Insurance and Injustice
Back in Liverpool, investor William Gregson was dissatisfied with the profit on his venture. He filed an insurance claim for £30 per drowned captive—a considerable sum in today's money. The insurers refused to pay. In March 1783, Gregson sued and was awarded a trial by jury, with his lawyers claiming that throwing the enslaved people overboard had been “necessary.”
The Spark for Abolition
According to Kara, “there is a direct line of causality between the public exposure of the Zorg murders and the first movement to abolish slavery in England.” Just twelve days after the trial, an anonymous letter appeared in a prominent English newspaper.
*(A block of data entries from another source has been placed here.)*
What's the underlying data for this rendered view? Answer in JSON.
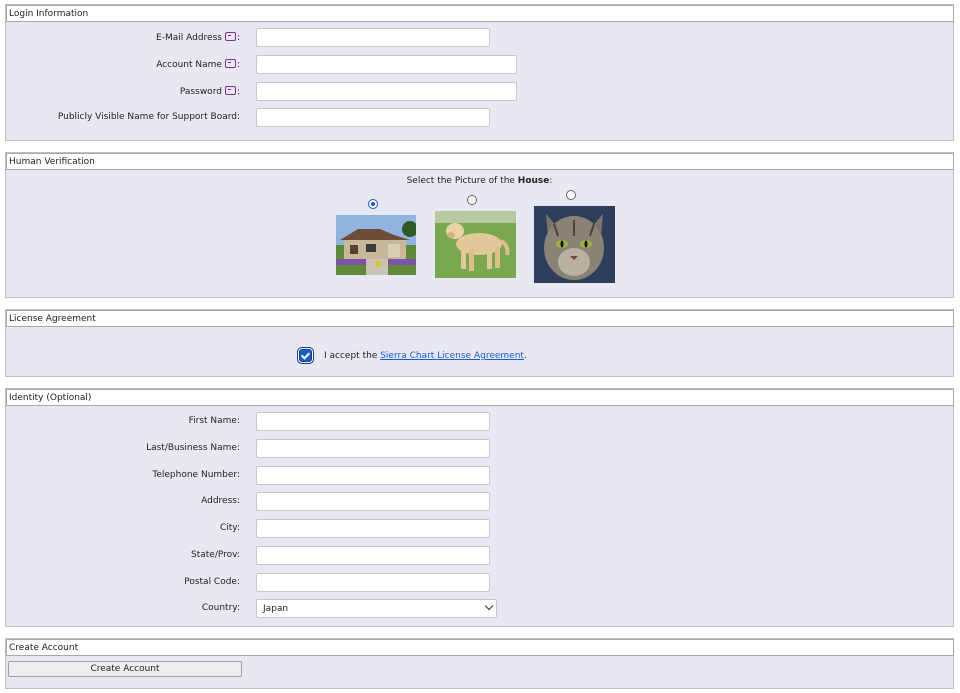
{
  "login": {
    "legend": "Login Information",
    "email_label": "E-Mail Address",
    "account_label": "Account Name",
    "password_label": "Password",
    "public_name_label": "Publicly Visible Name for Support Board:",
    "colon": ":",
    "email_value": "",
    "account_value": "",
    "password_value": "",
    "public_name_value": ""
  },
  "verification": {
    "legend": "Human Verification",
    "prompt_prefix": "Select the Picture of the ",
    "prompt_bold": "House",
    "prompt_suffix": ":",
    "options": [
      "house",
      "dog",
      "cat"
    ],
    "selected": "house"
  },
  "license": {
    "legend": "License Agreement",
    "accept_prefix": "I accept the ",
    "link_text": "Sierra Chart License Agreement",
    "accept_suffix": ".",
    "checked": true
  },
  "identity": {
    "legend": "Identity (Optional)",
    "first_name_label": "First Name:",
    "last_name_label": "Last/Business Name:",
    "telephone_label": "Telephone Number:",
    "address_label": "Address:",
    "city_label": "City:",
    "state_label": "State/Prov:",
    "postal_label": "Postal Code:",
    "country_label": "Country:",
    "country_value": "Japan"
  },
  "create": {
    "legend": "Create Account",
    "button_label": "Create Account"
  },
  "colors": {
    "section_bg": "#e8e8f2",
    "accent": "#1a5bd4",
    "info_icon": "#7b2f9a"
  }
}
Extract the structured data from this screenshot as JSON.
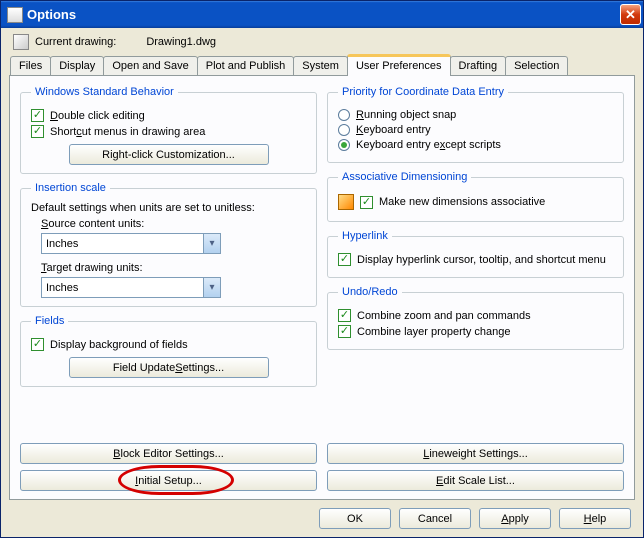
{
  "window": {
    "title": "Options"
  },
  "current_drawing": {
    "label": "Current drawing:",
    "value": "Drawing1.dwg"
  },
  "tabs": [
    "Files",
    "Display",
    "Open and Save",
    "Plot and Publish",
    "System",
    "User Preferences",
    "Drafting",
    "Selection"
  ],
  "active_tab": "User Preferences",
  "wsb": {
    "legend": "Windows Standard Behavior",
    "double_click": "Double click editing",
    "shortcut_menus": "Shortcut menus in drawing area",
    "right_click_btn": "Right-click Customization..."
  },
  "insertion": {
    "legend": "Insertion scale",
    "default_label": "Default settings when units are set to unitless:",
    "source_label": "Source content units:",
    "source_value": "Inches",
    "target_label": "Target drawing units:",
    "target_value": "Inches"
  },
  "fields": {
    "legend": "Fields",
    "display_bg": "Display background of fields",
    "update_btn": "Field Update Settings..."
  },
  "priority": {
    "legend": "Priority for Coordinate Data Entry",
    "running": "Running object snap",
    "keyboard": "Keyboard entry",
    "kb_except": "Keyboard entry except scripts"
  },
  "assoc": {
    "legend": "Associative Dimensioning",
    "make_new": "Make new dimensions associative"
  },
  "hyperlink": {
    "legend": "Hyperlink",
    "display": "Display hyperlink cursor, tooltip, and shortcut menu"
  },
  "undo": {
    "legend": "Undo/Redo",
    "combine_zoom": "Combine zoom and pan commands",
    "combine_layer": "Combine layer property change"
  },
  "bottom": {
    "block_editor": "Block Editor Settings...",
    "initial_setup": "Initial Setup...",
    "lineweight": "Lineweight Settings...",
    "edit_scale": "Edit Scale List..."
  },
  "dialog": {
    "ok": "OK",
    "cancel": "Cancel",
    "apply": "Apply",
    "help": "Help"
  }
}
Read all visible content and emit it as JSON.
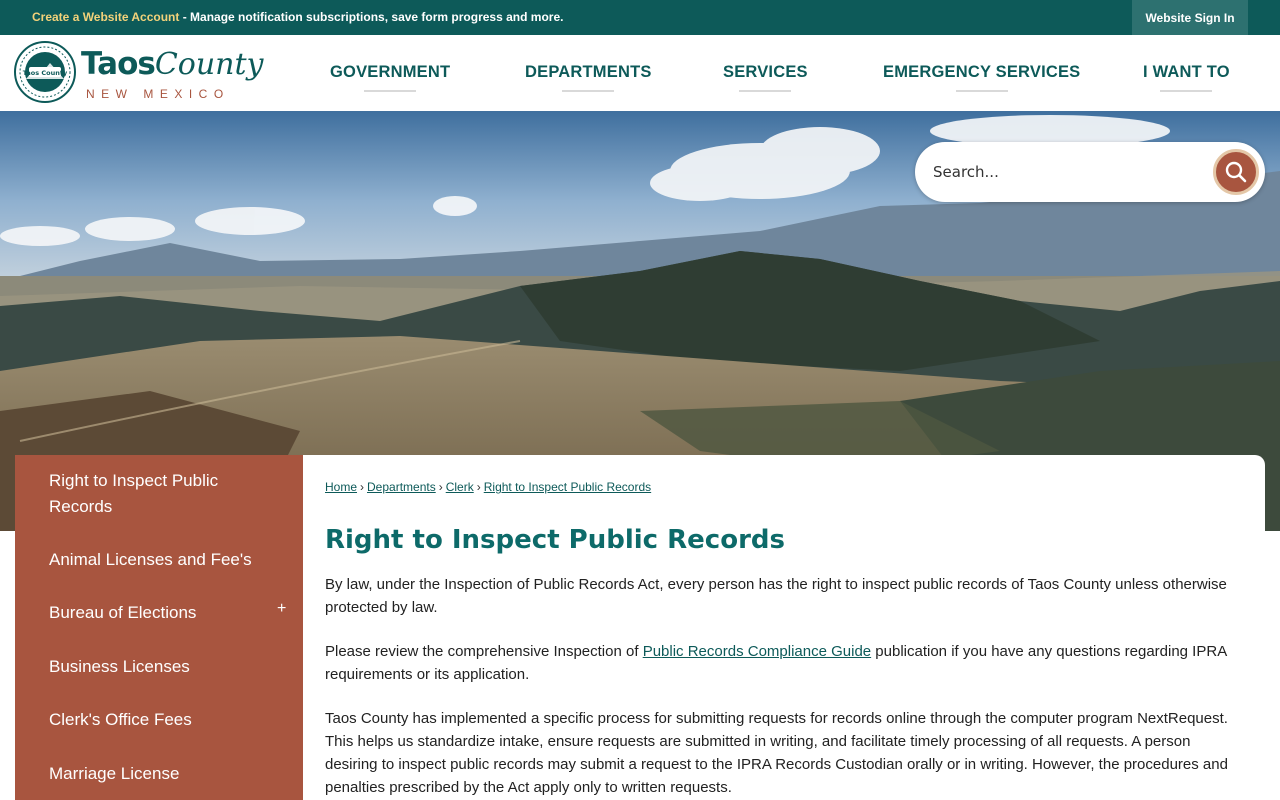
{
  "topbar": {
    "create_link": "Create a Website Account",
    "message": " - Manage notification subscriptions, save form progress and more.",
    "signin": "Website Sign In"
  },
  "logo": {
    "seal_text": "Taos County",
    "word_taos": "Taos",
    "word_county": "County",
    "sub": "NEW MEXICO"
  },
  "nav": [
    {
      "label": "GOVERNMENT"
    },
    {
      "label": "DEPARTMENTS"
    },
    {
      "label": "SERVICES"
    },
    {
      "label": "EMERGENCY SERVICES"
    },
    {
      "label": "I WANT TO"
    }
  ],
  "search": {
    "placeholder": "Search..."
  },
  "sidebar": {
    "items": [
      {
        "label": "Right to Inspect Public Records"
      },
      {
        "label": "Animal Licenses and Fee's"
      },
      {
        "label": "Bureau of Elections"
      },
      {
        "label": "Business Licenses"
      },
      {
        "label": "Clerk's Office Fees"
      },
      {
        "label": "Marriage License"
      }
    ],
    "expand": "+"
  },
  "breadcrumb": {
    "items": [
      "Home",
      "Departments",
      "Clerk",
      "Right to Inspect Public Records"
    ],
    "separator": "›"
  },
  "page": {
    "title": "Right to Inspect Public Records",
    "p1": "By law, under the Inspection of Public Records Act, every person has the right to inspect public records of Taos County unless otherwise protected by law.",
    "p2_before": "Please review the comprehensive Inspection of ",
    "p2_link": "Public Records Compliance Guide",
    "p2_after": " publication if you have any questions regarding IPRA requirements or its application.",
    "p3": "Taos County has implemented a specific process for submitting requests for records online through the computer program NextRequest. This helps us standardize intake, ensure requests are submitted in writing, and facilitate timely processing of all requests. A person desiring to inspect public records may submit a request to the IPRA Records Custodian orally or in writing. However, the procedures and penalties prescribed by the Act apply only to written requests."
  },
  "colors": {
    "teal": "#0d5a59",
    "rust": "#a8553f",
    "gold": "#f2d27a"
  }
}
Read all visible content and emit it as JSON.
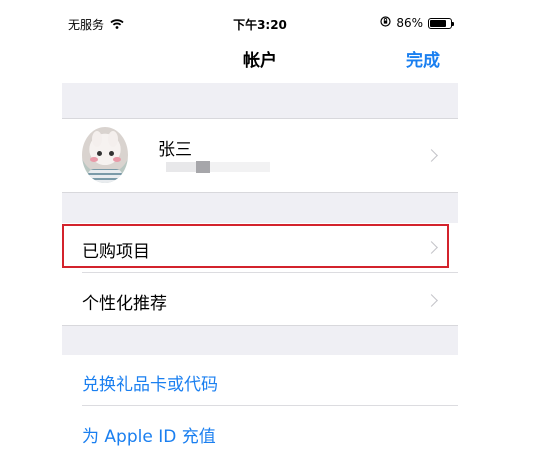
{
  "status_bar": {
    "carrier": "无服务",
    "time": "下午3:20",
    "battery": "86%",
    "battery_level": 0.86
  },
  "nav": {
    "title": "帐户",
    "done_label": "完成"
  },
  "profile": {
    "name": "张三"
  },
  "rows": {
    "purchased": "已购项目",
    "personalized": "个性化推荐",
    "redeem": "兑换礼品卡或代码",
    "add_funds": "为 Apple ID 充值"
  },
  "colors": {
    "accent": "#1a7ff0",
    "highlight": "#d3232c",
    "group_background": "#efeff4"
  }
}
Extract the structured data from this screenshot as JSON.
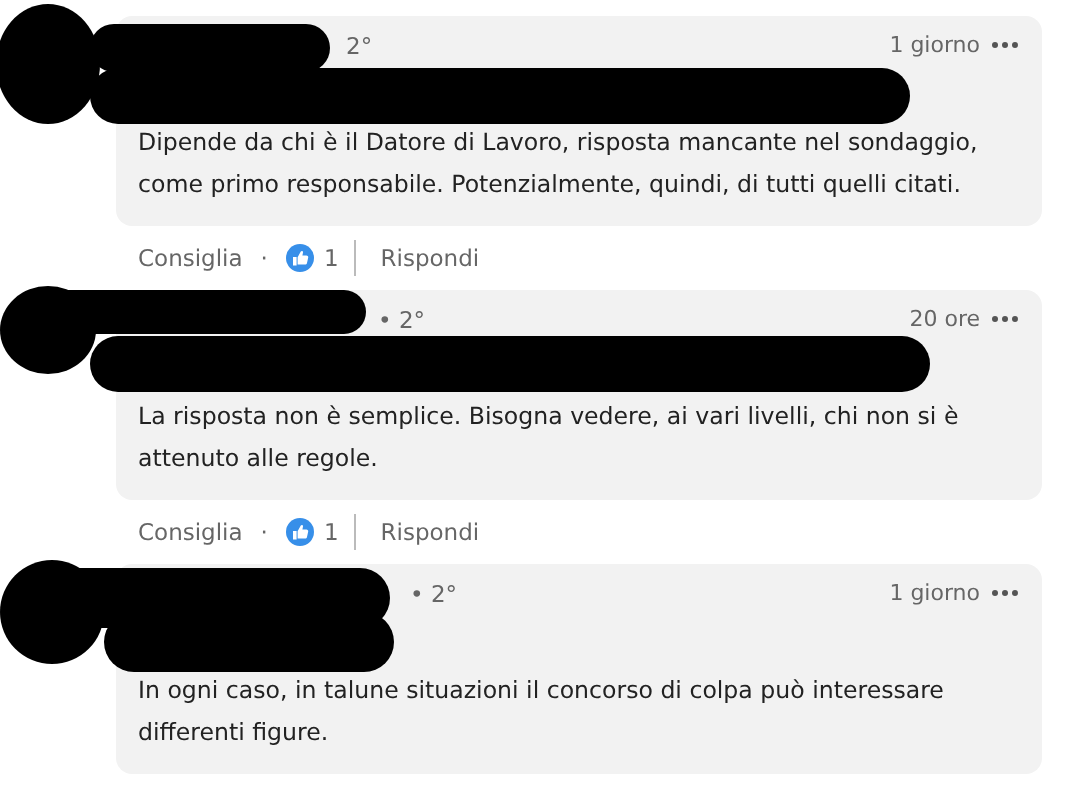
{
  "comments": [
    {
      "degree": "2°",
      "time": "1 giorno",
      "text": "Dipende da chi è il Datore di Lavoro, risposta mancante nel sondaggio, come primo responsabile. Potenzialmente, quindi, di tutti quelli citati.",
      "actions": {
        "like": "Consiglia",
        "separator": "·",
        "count": "1",
        "reply": "Rispondi"
      }
    },
    {
      "degree": "• 2°",
      "time": "20 ore",
      "text": "La risposta non è semplice. Bisogna vedere, ai vari livelli, chi non si è attenuto alle regole.",
      "actions": {
        "like": "Consiglia",
        "separator": "·",
        "count": "1",
        "reply": "Rispondi"
      }
    },
    {
      "degree": "• 2°",
      "time": "1 giorno",
      "text": "In ogni caso, in talune situazioni il concorso di colpa può interessare differenti figure."
    }
  ]
}
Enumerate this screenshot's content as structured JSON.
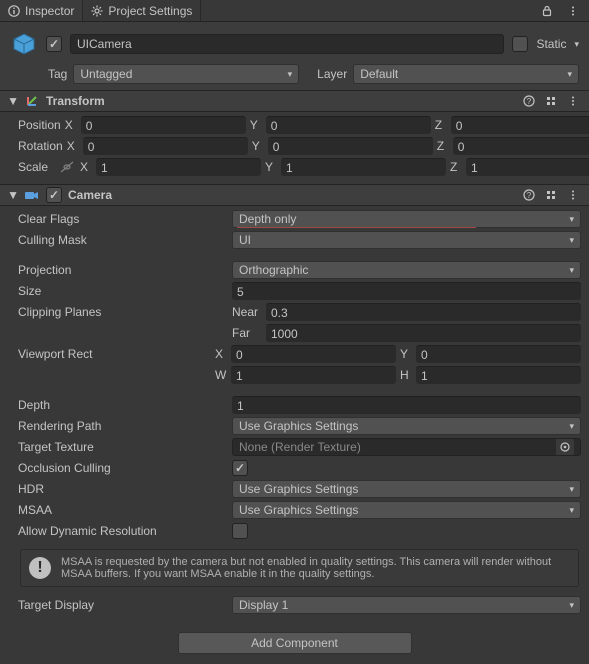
{
  "tabs": {
    "inspector": "Inspector",
    "project_settings": "Project Settings"
  },
  "gameobject": {
    "enabled": true,
    "name": "UICamera",
    "static_label": "Static",
    "static": false,
    "tag_label": "Tag",
    "tag_value": "Untagged",
    "layer_label": "Layer",
    "layer_value": "Default"
  },
  "transform": {
    "title": "Transform",
    "position_label": "Position",
    "position": {
      "x": "0",
      "y": "0",
      "z": "0"
    },
    "rotation_label": "Rotation",
    "rotation": {
      "x": "0",
      "y": "0",
      "z": "0"
    },
    "scale_label": "Scale",
    "scale": {
      "x": "1",
      "y": "1",
      "z": "1"
    }
  },
  "camera": {
    "title": "Camera",
    "enabled": true,
    "clear_flags_label": "Clear Flags",
    "clear_flags": "Depth only",
    "culling_mask_label": "Culling Mask",
    "culling_mask": "UI",
    "projection_label": "Projection",
    "projection": "Orthographic",
    "size_label": "Size",
    "size": "5",
    "clipping_label": "Clipping Planes",
    "near_label": "Near",
    "near": "0.3",
    "far_label": "Far",
    "far": "1000",
    "viewport_label": "Viewport Rect",
    "viewport": {
      "x": "0",
      "y": "0",
      "w": "1",
      "h": "1"
    },
    "depth_label": "Depth",
    "depth": "1",
    "rendering_path_label": "Rendering Path",
    "rendering_path": "Use Graphics Settings",
    "target_texture_label": "Target Texture",
    "target_texture": "None (Render Texture)",
    "occlusion_label": "Occlusion Culling",
    "occlusion": true,
    "hdr_label": "HDR",
    "hdr": "Use Graphics Settings",
    "msaa_label": "MSAA",
    "msaa": "Use Graphics Settings",
    "dynres_label": "Allow Dynamic Resolution",
    "dynres": false,
    "msaa_help": "MSAA is requested by the camera but not enabled in quality settings. This camera will render without MSAA buffers. If you want MSAA enable it in the quality settings.",
    "target_display_label": "Target Display",
    "target_display": "Display 1"
  },
  "add_component_label": "Add Component"
}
The author, who claimed to have attended the court proceedings, argued compellingly against slavery, using the Zorg case as a key illustration of its inherent evil. Olaudah Equiano read the letter and took it to the abolitionist Granville Sharp, who petitioned for a new trial. At the following hearing, the events on the Zorg were examined in meticulous detail, exactly what the abolitionists had wanted.
A Sustained Campaign
In the spring of 1787, the founding members of the Society for Effecting the Abolition of the Slave Trade convened. Over the following years, they wrote letters, made speeches, lobbied tirelessly, and gathered evidence on the particulars of the slave trade. “Their efforts,” Kara writes, “would lay a blueprint for the pursuit of social justice.” After years of struggles, the Act for the Abolition of the Slave Trade was finally passed in 1807.
An Enduring Impact
The debate over who or what should be credited for abolition remains a matter of debate. The Zorg's legacy, however, is visibly evident in J.M.W. Turner's famous painting, The Slave Ship, which was based on the events of 1781. While slavery has been widespread in human history, its abolition following a prolonged public movement was unprecedented, serving as an testament to the power of persistent activism, the pen, and relentless determination.
The Author's Approach
Unlike his other work—such as the acclaimed Cobalt Red—Kara has had to fill in certain lacunae in the available documentation. At times, speculative passages sit awkwardly next to rigorously researched accounts, giving the book a slightly hybrid feel. Part thriller and part historical analysis, The Zorg ultimately succeeds in shedding light on one of history's darkest chapters, using powerful storytelling and meticulous research to create a portrait that stays with the reader well after the final page.